At the Visa Security Summit last week, Tan Yeow Seng spoke about how modern technology has shaped many aspects of Singapore’s evolution, including how it stores and moves money.
The speech notes how centralised cheque clearing was first introduced in the 1900s. Now, storefronts are in the palms of consumers’ hands when they need them – all made possible through e-payments.
The number of card payments in Singapore from debit and credit cards has increased 35% between 2015 and 2017. The volume of card-not-present payments – for example, using payment cards for online purchases - has nearly doubled during this period.

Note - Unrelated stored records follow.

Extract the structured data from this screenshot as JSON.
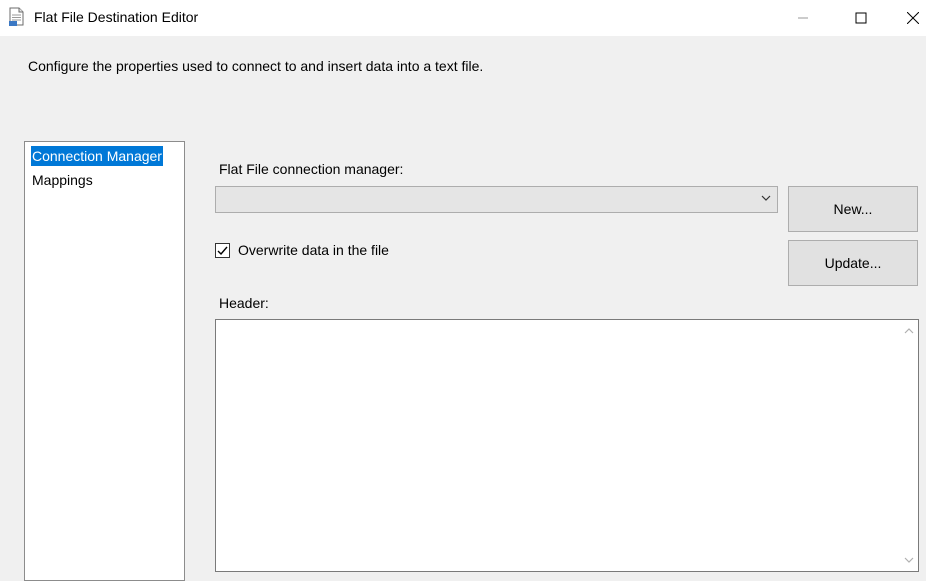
{
  "window": {
    "title": "Flat File Destination Editor",
    "icon": "flat-file-document-icon",
    "controls": [
      "minimize-icon",
      "maximize-icon",
      "close-icon"
    ]
  },
  "description": "Configure the properties used to connect to and insert data into a text file.",
  "nav": {
    "items": [
      {
        "label": "Connection Manager",
        "selected": true
      },
      {
        "label": "Mappings",
        "selected": false
      }
    ],
    "selected_color": "#0078d7"
  },
  "connection": {
    "label": "Flat File connection manager:",
    "selected_value": "",
    "new_button": "New...",
    "update_button": "Update..."
  },
  "overwrite": {
    "label": "Overwrite data in the file",
    "checked": true
  },
  "header": {
    "label": "Header:",
    "value": ""
  }
}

Because trust is essential to the success of e-payments, Tan Yeow Seng says it is important to maintain trust and resilience in e-payments.
Tan Yeow Seng believes Singapore is an ageing society, and many seniors prefer to use cash rather than e-payments. Safeguarding e-payments is significantly more difficult.

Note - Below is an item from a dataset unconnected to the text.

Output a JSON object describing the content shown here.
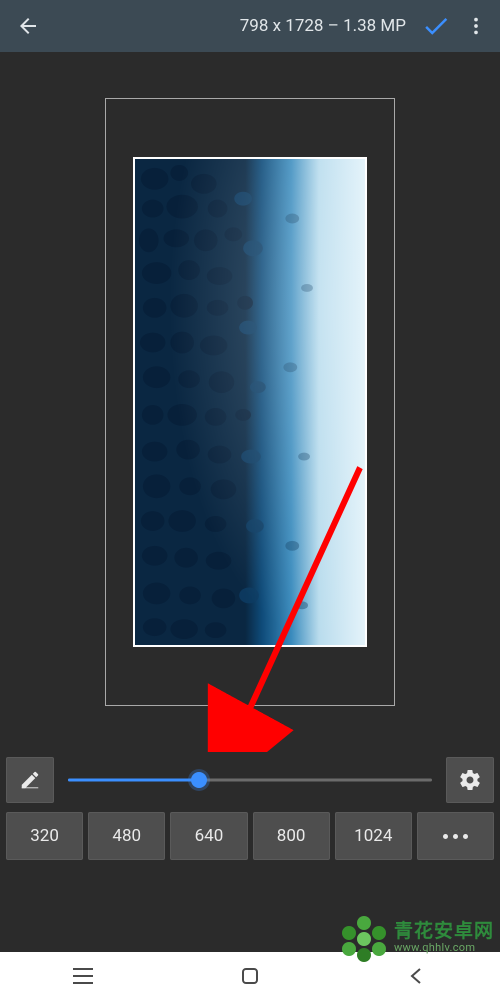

“These fears are even more pronounced for mobile payments; mobile phones can be hacked, passwords phished, and accounts drained. These concerns are not unjustified, and points towards a lack of trust in e-payments."

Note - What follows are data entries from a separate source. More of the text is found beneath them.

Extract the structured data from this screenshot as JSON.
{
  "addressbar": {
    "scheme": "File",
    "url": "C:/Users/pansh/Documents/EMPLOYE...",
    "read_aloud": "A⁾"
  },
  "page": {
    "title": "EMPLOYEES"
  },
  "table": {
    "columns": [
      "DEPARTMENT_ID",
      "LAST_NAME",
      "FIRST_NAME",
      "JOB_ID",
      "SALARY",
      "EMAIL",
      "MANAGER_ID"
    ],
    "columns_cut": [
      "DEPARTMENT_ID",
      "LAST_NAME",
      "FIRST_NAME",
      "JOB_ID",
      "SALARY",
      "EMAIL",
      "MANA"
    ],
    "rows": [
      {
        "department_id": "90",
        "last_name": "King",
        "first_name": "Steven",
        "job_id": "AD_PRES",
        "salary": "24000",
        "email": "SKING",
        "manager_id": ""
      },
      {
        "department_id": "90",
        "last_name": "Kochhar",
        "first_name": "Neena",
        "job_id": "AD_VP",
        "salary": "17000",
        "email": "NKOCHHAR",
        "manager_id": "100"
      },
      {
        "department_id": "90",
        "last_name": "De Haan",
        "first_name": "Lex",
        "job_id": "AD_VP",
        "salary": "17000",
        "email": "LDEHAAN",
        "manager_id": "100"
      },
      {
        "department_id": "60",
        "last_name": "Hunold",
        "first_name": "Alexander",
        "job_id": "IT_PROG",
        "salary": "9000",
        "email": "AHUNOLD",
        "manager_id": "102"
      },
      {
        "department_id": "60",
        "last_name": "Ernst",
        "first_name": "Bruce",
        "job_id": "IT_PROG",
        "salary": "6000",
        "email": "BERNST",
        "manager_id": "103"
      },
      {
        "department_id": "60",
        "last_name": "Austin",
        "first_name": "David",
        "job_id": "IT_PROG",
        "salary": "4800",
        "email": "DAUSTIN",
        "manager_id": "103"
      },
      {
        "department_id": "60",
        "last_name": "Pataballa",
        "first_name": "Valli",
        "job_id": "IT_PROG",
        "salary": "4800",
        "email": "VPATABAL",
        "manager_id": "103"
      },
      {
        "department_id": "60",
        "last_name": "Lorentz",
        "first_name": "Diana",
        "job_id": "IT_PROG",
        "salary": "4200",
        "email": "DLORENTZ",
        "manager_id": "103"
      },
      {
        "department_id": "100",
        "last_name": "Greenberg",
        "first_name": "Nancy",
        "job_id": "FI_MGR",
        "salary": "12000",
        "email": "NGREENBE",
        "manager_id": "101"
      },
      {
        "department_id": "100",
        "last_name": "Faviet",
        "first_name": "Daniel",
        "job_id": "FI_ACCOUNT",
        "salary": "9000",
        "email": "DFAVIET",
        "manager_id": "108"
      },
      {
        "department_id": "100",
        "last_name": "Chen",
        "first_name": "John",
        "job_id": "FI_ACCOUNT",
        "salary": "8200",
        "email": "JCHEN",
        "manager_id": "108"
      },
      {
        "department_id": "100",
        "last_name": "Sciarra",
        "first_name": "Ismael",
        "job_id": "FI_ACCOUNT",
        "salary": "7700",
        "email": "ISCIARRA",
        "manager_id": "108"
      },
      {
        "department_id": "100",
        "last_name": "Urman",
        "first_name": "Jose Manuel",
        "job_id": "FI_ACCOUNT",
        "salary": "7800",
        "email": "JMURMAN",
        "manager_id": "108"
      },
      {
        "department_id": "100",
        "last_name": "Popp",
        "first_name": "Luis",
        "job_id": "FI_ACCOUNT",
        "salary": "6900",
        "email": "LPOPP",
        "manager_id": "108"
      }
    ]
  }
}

The Monetary Authority of Singapore (MAS) has already opened public consultation about how to protect users of e-payments, and is the process of addressing feedback.
Those guidelines aren’t the only way the e-payments system must be made safe.
“It is important to stress that trust is not simply making financial institutions liable for every loss suffered by a reckless user. It is about being a responsible participant in the payment ecosystem and that includes consumers, financial institutions, and fintech firms,” Tan Yeow Seng says.
“It is unrealistic to expect every e-payments user to be a cybersecurity expert, or to keep up to date with the latest reports on malware or zero-day attacks.”
However, users should also take responsibility for maintaining their own safety by keeping their mobile operating systems up-to-date, keeping passwords safe; and informing their financial institutions if their card is lost, or if there is a suspicious transaction.Organisations can also educate consumers on the benefits of e-payments and e-wallets compared to cash.
“Communicate clearly the circumstances under which you will protect your customer, and the circumstances under which your customer will be considered to have been reckless. Give all your customers the peace of mind that they are able to leave home without carrying a stash of cash, and that if they were to lose their payment cards or mobile phones, they can simply revoke these payment instruments by calling their financial institution.”
MAS says it plans to help Singapore’s financial sector through its Cyber Security Advisory Panel, which advises MAS on strategies to enhance the financial sector’s cyber resilience.
MAS is also continuing to collaborate and share cyber threat information; working with stakeholders in the financial ecosystem to build solidarity; requiring strong cyber hygiene in financial institutions; and refreshing the MAS Technology Risk Management Guidelines
The Monetary Authority of Singapore’s chief cybersecurity officer says the nation must put significant effort into making e-payments trustworthy.